Project status report

  • General idea: You’ve now acquired the key data and finished most of the data cleaning.

  • Purpose: Needs to show progress and that you’re on track!

  • Ideal deliverable: A notebook file with nice data sections describing data source(s) and how you got/cleaned the data. This section could go straight into your final report if it’s polished enough.

  • Actual deliverable A notebook file that

    • describes (short bullet points) your data sources,

    • outlines (numbered list, broad steps, not minutia) how you acquired the data (for many groups, the downloading is in a separate file), got the data into python, and if you found any issues with the data you cleaned up (again, possibly a different file)

    • includes a bullet point list of your main observations from your EDA

    • shows your exploratory data analysis (EDA) (tables and figures and whatnot, does not need to be pretty or formatted)

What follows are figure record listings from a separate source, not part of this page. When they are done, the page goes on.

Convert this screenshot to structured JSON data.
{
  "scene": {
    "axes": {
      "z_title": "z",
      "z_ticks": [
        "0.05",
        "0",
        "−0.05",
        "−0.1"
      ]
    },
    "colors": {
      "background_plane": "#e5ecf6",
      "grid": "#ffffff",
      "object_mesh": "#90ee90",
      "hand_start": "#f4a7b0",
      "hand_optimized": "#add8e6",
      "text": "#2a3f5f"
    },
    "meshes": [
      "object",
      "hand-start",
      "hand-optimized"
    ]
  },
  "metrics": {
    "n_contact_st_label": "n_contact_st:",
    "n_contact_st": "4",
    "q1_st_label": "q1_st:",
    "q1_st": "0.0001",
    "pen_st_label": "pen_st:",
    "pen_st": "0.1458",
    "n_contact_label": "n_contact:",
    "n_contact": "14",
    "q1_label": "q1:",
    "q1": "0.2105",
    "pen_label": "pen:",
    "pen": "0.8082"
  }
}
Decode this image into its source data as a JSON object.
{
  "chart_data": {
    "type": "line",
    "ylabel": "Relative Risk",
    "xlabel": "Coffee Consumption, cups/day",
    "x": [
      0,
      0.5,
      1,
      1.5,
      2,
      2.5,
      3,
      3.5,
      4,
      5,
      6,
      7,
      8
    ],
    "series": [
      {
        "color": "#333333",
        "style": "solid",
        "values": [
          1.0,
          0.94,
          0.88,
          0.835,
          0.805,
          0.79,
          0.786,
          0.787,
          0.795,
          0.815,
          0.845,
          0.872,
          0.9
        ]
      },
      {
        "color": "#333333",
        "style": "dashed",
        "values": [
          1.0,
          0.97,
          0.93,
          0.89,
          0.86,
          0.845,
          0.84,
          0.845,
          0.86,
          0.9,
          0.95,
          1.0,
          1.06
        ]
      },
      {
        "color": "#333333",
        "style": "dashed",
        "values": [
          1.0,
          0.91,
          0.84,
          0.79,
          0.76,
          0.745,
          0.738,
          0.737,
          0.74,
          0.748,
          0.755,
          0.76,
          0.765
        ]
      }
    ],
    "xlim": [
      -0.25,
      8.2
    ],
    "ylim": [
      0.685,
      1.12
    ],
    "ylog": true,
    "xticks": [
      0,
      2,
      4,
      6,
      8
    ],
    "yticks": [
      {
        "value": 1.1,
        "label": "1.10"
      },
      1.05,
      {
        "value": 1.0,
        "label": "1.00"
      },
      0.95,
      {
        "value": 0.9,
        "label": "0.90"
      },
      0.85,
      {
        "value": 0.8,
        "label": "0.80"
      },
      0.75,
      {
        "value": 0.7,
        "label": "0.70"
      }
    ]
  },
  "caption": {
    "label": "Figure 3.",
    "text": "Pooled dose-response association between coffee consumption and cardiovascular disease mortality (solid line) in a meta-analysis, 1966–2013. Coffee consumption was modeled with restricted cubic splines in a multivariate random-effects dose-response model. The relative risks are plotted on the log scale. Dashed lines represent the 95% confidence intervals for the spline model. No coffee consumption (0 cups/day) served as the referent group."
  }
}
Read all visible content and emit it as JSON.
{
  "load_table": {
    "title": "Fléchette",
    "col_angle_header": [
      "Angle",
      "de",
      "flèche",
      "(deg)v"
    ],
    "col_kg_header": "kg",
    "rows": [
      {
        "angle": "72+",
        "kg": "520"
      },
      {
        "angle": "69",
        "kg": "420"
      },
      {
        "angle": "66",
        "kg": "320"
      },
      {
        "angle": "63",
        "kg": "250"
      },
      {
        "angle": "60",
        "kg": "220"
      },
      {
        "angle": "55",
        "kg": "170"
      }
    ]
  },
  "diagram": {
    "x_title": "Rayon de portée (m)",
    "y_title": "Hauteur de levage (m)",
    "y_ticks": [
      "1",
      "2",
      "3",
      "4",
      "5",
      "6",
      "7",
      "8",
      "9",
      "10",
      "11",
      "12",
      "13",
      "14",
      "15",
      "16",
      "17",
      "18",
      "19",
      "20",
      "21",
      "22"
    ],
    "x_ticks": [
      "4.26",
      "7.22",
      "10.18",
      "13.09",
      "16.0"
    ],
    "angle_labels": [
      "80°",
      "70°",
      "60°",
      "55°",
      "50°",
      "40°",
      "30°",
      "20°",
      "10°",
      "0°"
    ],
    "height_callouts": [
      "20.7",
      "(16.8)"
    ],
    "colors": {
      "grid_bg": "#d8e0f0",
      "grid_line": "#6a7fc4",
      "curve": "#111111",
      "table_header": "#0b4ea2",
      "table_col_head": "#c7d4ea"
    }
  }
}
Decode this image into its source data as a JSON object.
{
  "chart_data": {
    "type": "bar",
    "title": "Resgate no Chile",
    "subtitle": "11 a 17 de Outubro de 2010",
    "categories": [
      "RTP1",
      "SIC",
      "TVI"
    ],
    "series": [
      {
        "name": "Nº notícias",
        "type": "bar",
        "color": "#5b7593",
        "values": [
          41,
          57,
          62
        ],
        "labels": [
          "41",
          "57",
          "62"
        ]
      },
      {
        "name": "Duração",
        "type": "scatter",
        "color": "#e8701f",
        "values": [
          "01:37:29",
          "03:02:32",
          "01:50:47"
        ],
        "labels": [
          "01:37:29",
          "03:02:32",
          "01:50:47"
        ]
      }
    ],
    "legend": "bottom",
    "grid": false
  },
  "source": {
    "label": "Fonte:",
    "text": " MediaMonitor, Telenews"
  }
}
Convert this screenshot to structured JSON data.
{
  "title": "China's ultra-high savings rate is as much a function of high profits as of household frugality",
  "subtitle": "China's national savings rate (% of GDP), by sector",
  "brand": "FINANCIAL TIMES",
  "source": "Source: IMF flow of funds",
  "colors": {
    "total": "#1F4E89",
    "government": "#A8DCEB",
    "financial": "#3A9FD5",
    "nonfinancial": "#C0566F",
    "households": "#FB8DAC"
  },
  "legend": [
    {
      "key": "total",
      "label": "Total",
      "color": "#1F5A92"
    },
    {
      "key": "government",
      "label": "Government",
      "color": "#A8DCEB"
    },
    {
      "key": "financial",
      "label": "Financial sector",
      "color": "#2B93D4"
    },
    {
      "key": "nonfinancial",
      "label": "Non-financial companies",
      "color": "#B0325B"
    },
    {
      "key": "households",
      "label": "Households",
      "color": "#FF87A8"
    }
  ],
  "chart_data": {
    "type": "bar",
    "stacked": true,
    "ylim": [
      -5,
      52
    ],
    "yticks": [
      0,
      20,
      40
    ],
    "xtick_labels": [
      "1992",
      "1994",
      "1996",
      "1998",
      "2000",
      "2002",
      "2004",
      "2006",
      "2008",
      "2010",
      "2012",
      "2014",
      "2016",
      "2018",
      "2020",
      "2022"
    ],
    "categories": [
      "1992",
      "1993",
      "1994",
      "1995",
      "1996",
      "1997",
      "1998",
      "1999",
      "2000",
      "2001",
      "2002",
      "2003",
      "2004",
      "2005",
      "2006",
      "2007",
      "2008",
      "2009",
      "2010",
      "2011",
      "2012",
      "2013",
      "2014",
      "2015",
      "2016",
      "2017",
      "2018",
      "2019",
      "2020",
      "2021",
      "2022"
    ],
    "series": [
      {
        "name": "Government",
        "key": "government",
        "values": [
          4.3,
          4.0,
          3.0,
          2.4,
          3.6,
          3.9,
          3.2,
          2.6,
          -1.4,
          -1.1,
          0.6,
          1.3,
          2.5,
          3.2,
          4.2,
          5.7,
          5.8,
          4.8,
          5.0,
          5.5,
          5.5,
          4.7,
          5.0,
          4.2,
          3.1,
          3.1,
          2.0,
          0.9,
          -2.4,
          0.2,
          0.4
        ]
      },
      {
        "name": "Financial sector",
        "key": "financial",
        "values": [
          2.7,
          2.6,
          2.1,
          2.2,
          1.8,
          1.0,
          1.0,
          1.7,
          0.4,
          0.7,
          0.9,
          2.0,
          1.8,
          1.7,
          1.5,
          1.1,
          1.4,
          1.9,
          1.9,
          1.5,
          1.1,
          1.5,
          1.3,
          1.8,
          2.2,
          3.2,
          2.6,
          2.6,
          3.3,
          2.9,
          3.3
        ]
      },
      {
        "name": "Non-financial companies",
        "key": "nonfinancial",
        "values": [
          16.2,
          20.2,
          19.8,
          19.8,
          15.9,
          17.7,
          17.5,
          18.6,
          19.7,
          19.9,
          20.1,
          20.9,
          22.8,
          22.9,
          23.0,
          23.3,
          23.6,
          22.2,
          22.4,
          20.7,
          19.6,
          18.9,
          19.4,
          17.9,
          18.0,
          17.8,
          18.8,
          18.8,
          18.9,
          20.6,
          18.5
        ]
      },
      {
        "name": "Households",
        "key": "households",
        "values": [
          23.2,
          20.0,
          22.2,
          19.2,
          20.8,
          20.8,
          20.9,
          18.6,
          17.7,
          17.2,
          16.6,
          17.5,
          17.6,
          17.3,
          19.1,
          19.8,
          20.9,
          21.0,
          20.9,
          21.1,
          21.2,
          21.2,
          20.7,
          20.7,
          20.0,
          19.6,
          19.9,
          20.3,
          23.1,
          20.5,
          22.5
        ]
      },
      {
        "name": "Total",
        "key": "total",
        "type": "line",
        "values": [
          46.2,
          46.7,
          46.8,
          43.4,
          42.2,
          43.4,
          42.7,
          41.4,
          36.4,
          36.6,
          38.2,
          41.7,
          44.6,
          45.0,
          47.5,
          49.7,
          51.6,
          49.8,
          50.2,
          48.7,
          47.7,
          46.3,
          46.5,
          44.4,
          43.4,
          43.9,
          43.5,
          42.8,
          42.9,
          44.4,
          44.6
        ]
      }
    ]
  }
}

Report and Presentation Files

On the due date (listed in the schedule), your repo should be cleaned and polished for publication. That means it should be cleaned of excess and random files, and that folders are sensible (data, temporary, code), the readme helps me/the TA/future visitors explore your repo easily. Your folder structure is up to you and will respond to the nature of your particular project, but I should be able to easily find

  • Your final report

  • Your presentation file

  • The code used to scrape and download data (and if you click-and-download anything, a link to the source) can be separate files, and the code used to load, clean, merge, and explore the data.